Bridges and Budgets

Cory Rasmussen

IT USED TO be that messages from University of Minnesota student groups lined the pedestrian walkway atop the campus's Washington Avenue bridge. Painted annually during Campus Kickoff Days, the paint for the panels was paid for by the UM and the labor was supplied by students. But the university this year axed the event's small budget--little more than the cost of electricity, paint, and paint-sprayers--and instead paid for the paint-a-thon by selling space to advertisers. So students crossing from East Bank to West now pass billboard-style panels pushing Microsoft's, TCF's banking services, and UPS.

Although commercial space on the bridge is limited to a few panels, the change reflects broader, structural changes in the way the university, in its zeal to "decentralize," has begun handling its budget. This year, individual UM academic and support departments for the first time are responsible for generating most of their own funding and for spending only as much as they can drum up. The plan, portentously dubbed "Incentives for Managed Growth," is supposed to make the university more competitive and efficient. And while even the new plan's staunchest critics agree that it may force administrators to become more practical, many faculty and students fear that the quality of a UM education may be subverted by the university's increasing preoccupation with its fiscal performance.

Under the new system, 75 percent of tuition charged for each class is sent to the college where the course is taught, while 25 percent goes to the college where the student is enrolled. The colleges in turn must pay for faculty, facilities, and services from tuition funds received, with little help from the state's UM subsidy. "Central isn't going to be daddy anymore," Fred Morrison, chair of the Senate Policy and Planning Committee, recently told a faculty group. "Central is going to say to you, 'You're grown-up now. You've got to manage your funds for yourself and let's see what those funds are.'"

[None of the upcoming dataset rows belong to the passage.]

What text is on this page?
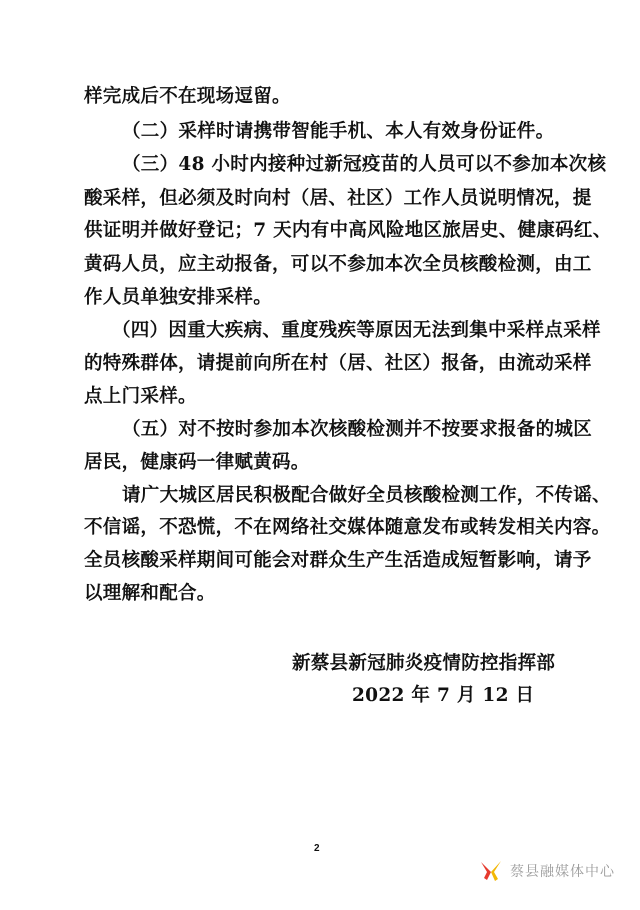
样完成后不在现场逗留。
（二）采样时请携带智能手机、本人有效身份证件。
（三）48 小时内接种过新冠疫苗的人员可以不参加本次核
酸采样，但必须及时向村（居、社区）工作人员说明情况，提
供证明并做好登记；7 天内有中高风险地区旅居史、健康码红、
黄码人员，应主动报备，可以不参加本次全员核酸检测，由工
作人员单独安排采样。
（四）因重大疾病、重度残疾等原因无法到集中采样点采样
的特殊群体，请提前向所在村（居、社区）报备，由流动采样
点上门采样。
（五）对不按时参加本次核酸检测并不按要求报备的城区
居民，健康码一律赋黄码。
请广大城区居民积极配合做好全员核酸检测工作，不传谣、
不信谣，不恐慌，不在网络社交媒体随意发布或转发相关内容。
全员核酸采样期间可能会对群众生产生活造成短暂影响，请予
以理解和配合。
新蔡县新冠肺炎疫情防控指挥部
2022 年 7 月 12 日
2
蔡县融媒体中心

The competition between colleges for students--and the tuition dollars they bring--lies at the heart of much of the worry about the new budgeting system. Some faculty and students are concerned that in an attempt to compete, colleges may increase class sizes, expand course selections outside their field of expertise, and create obstacles to interdisciplinary study, for example. Professor Catherine French, chair of the IMG Oversight Committee, notes that one of the faculty's central concerns is that the plan may spur colleges to act in their own interests at the expense of the university as a whole.

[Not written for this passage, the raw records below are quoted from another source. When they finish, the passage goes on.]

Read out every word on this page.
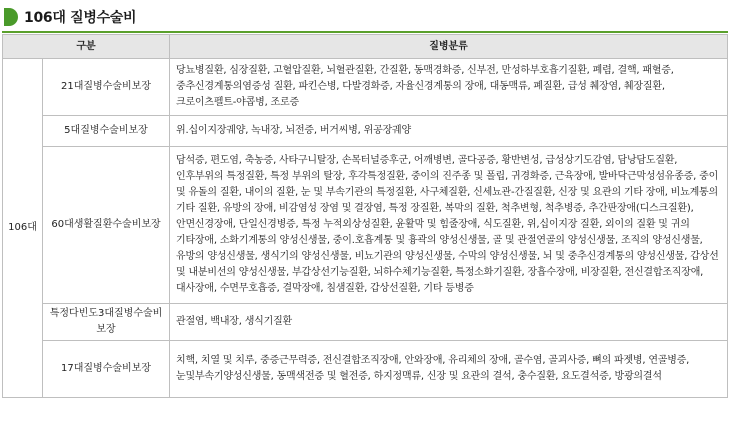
106대 질병수술비
구분		질병분류
106대	21대질병수술비보장	당뇨병질환, 심장질환, 고혈압질환, 뇌혈관질환, 간질환, 동맥경화증, 신부전, 만성하부호흡기질환, 폐렴, 결핵, 패혈증, 중추신경계통의염증성 질환, 파킨슨병, 다발경화증, 자율신경계통의 장애, 대동맥류, 폐질환, 급성 췌장염, 췌장질환, 크로이츠펠트-야콥병, 조로증
	5대질병수술비보장	위.십이지장궤양, 녹내장, 뇌전증, 버거씨병, 위공장궤양
	60대생활질환수술비보장	담석증, 편도염, 축농증, 사타구니탈장, 손목터널증후군, 어깨병변, 골다공증, 황반변성, 급성상기도감염, 담낭담도질환, 인후부위의 특정질환, 특정 부위의 탈장, 후각특정질환, 중이의 진주종 및 폴립, 귀경화증, 근육장애, 발바닥근막성섬유종증, 중이 및 유돌의 질환, 내이의 질환, 눈 및 부속기관의 특정질환, 사구체질환, 신세뇨관-간질질환, 신장 및 요관의 기타 장애, 비뇨계통의 기타 질환, 유방의 장애, 비감염성 장염 및 결장염, 특정 장질환, 복막의 질환, 척추변형, 척추병증, 추간판장애(디스크질환), 안면신경장애, 단일신경병증, 특정 누적외상성질환, 윤활막 및 힘줄장애, 식도질환, 위,십이지장 질환, 외이의 질환 및 귀의 기타장애, 소화기계통의 양성신생물, 중이.호흡계통 및 흉곽의 양성신생물, 골 및 관절연골의 양성신생물, 조직의 양성신생물, 유방의 양성신생물, 생식기의 양성신생물, 비뇨기관의 양성신생물, 수막의 양성신생물, 뇌 및 중추신경계통의 양성신생물, 갑상선 및 내분비선의 양성신생물, 부갑상선기능질환, 뇌하수체기능질환, 특정소화기질환, 장흡수장애, 비장질환, 전신결합조직장애, 대사장애, 수면무호흡증, 결막장애, 침샘질환, 갑상선질환, 기타 등병증
	특정다빈도3대질병수술비보장	관절염, 백내장, 생식기질환
	17대질병수술비보장	치핵, 치열 및 치루, 중증근무력증, 전신결합조직장애, 안와장애, 유리체의 장애, 골수염, 골괴사증, 뼈의 파젯병, 연골병증, 눈및부속기양성신생물, 동맥색전증 및 혈전증, 하지정맥류, 신장 및 요관의 결석, 충수질환, 요도결석증, 방광의결석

For instance, the College of Liberal Arts could lose tuition dollars if rumors are true that the Carlson School of Management is considering offering classes in English, Spanish, computer sciences, and digital technology. On the other hand, Steven Rosenstone, dean of the College of Liberal Arts, says there's a chance his school may finally see its budget reflect its teaching role. "IMG has the potential of giving us our fair share," he says.

Overall, however, the problem is that no one really seems to know how the plan will work. "The question of how this gets monitored and who actually has the leverage to say to a college, 'You should be doing what's appropriate in your college. You shouldn't be doing what other colleges are there to do,' is a huge concern and worry to which there is no answer," Judith Martin, a member of the Senate Committee on Educational Policy, cautioned during the debate over the new system.

For his part, during debate over the policy, incoming UM President Mark Yudof noted faculty anxiety and characterized himself as a skeptic of the approach. "I know a substantial group of faculty members are not too gung-ho or enthusiastic. It seems to depend largely on the college you're in," he said. "So much blood was spilled on this and so much controversy, and it goes into effect in July. I'm not going to undo it in October. I'm going to wait for some of the data to come out at the end of the year."

Meanwhile, some members of the university community aren't waiting to see who fares well under the new plan. Higher education, they fear, has already done too much to mimic business. "When students become consumers a sense of trust is lost and the relationship is caveat emptor, which is the consumer world," says Harvey Sarles, a professor of cultural studies and comparative literature. "Buyer beware."